ARP is placing greater emphasis on addressing learning loss and remedial education needs due to the pandemic and students’ academic, social and emotional needs, according to the HDAC analysis.
This translates in about $900 million going to school districts and charter schools to address learning loss as well as aid for summer enrichment and afterschool programs and $109 million dedicated for special education.
“[ARP] provides dedicated education funding that will help schools make in-person instruction as safe as it can be, while intensifying support and instruction for students who have experienced delayed learning,” said Chris Lilienthal, spokesman for the Pennsylvania State Education Association.
Lilienthal added that ARP will ensure schools don’t have to resort to layoffs of educators because of a decline in local tax revenue collections and other pandemic impacts.
Higher education institutions in Pennsylvania stand to receive $1.3 billion in direct federal aid.
“The System is projected to receive a total of $219 million,” said David Pidgeon, spokesman for the Pennsylvania State System of Higher Education. “Of that, half is to go to students for emergency aid and the other half can be used by the universities to address COVID needs.”

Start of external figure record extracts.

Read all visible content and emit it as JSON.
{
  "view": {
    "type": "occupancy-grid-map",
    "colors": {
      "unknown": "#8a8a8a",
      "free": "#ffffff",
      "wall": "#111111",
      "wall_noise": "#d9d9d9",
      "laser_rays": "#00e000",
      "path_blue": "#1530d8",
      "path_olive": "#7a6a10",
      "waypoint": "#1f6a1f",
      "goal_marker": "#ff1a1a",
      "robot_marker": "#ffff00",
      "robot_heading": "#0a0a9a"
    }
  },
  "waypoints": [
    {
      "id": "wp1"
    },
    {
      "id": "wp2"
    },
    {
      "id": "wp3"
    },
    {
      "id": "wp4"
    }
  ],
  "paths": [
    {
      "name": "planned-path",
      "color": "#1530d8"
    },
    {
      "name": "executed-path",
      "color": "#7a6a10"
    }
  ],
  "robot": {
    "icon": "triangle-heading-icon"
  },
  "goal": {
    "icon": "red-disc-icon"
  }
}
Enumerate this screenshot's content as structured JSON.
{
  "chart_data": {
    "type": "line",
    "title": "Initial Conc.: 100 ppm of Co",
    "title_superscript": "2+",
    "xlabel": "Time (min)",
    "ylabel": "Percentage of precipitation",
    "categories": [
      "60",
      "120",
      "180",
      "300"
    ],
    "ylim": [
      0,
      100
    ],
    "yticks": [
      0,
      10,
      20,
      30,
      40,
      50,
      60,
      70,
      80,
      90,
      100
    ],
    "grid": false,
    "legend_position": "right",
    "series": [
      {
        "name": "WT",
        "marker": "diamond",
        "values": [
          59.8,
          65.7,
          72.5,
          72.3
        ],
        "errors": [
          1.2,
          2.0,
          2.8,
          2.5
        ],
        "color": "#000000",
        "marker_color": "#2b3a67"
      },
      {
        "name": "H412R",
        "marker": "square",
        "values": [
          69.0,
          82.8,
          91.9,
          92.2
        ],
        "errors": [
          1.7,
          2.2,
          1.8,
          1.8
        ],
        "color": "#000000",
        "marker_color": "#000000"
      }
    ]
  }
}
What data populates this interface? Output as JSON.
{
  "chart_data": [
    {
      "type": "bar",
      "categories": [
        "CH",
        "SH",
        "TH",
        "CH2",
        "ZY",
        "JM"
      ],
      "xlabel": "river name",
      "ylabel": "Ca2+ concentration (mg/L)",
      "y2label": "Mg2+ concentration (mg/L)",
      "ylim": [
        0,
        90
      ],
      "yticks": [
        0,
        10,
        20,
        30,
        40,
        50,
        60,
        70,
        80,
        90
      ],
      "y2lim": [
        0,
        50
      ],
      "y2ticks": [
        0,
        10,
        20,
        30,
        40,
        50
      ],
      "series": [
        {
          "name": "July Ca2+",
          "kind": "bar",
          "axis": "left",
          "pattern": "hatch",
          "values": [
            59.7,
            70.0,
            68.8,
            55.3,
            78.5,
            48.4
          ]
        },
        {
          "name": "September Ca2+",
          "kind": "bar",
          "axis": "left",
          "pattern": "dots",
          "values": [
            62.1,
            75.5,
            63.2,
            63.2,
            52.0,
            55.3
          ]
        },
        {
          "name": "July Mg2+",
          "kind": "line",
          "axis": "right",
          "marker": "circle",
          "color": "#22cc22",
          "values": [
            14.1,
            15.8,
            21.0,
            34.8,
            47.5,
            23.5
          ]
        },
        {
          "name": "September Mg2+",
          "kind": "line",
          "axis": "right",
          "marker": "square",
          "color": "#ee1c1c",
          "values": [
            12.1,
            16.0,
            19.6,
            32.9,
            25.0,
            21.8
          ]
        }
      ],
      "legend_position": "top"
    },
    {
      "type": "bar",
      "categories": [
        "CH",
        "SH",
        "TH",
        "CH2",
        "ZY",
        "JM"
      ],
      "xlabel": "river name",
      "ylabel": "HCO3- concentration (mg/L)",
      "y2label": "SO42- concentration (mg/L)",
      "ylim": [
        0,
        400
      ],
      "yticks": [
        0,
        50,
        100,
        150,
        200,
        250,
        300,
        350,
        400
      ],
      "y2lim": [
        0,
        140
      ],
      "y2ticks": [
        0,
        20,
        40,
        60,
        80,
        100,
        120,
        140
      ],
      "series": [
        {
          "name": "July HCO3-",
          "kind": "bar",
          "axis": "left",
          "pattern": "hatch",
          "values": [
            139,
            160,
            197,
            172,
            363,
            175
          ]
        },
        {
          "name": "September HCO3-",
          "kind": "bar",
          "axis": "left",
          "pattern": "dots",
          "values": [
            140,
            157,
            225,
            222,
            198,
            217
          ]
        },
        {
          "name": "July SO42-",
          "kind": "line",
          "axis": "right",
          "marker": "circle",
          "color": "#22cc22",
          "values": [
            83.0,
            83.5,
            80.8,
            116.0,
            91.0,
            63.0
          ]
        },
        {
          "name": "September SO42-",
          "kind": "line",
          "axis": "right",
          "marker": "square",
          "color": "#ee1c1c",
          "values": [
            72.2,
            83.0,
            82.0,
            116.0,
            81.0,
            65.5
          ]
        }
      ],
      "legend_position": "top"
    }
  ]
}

Businesses will receive aid in a number of categories: economic disaster loans, restaurant revitalization grants, grants to “shuttered venues” and economic adjustment assistance. The Pennsylvania share of business aid has yet to be determined.
Under the umbrella category of health and human services, Pennsylvania is to receive $1.2 billion for child care programs, $34 million for Head Start, $5.7 million for family violence prevention, $46 million for a community mental health services block grant, $47 million for a substance abuse prevention and treatment block grant and $260 million for low-income energy assistance.
In transportation, Pennsylvania will receive $1.25 billion in federal transit administration grants.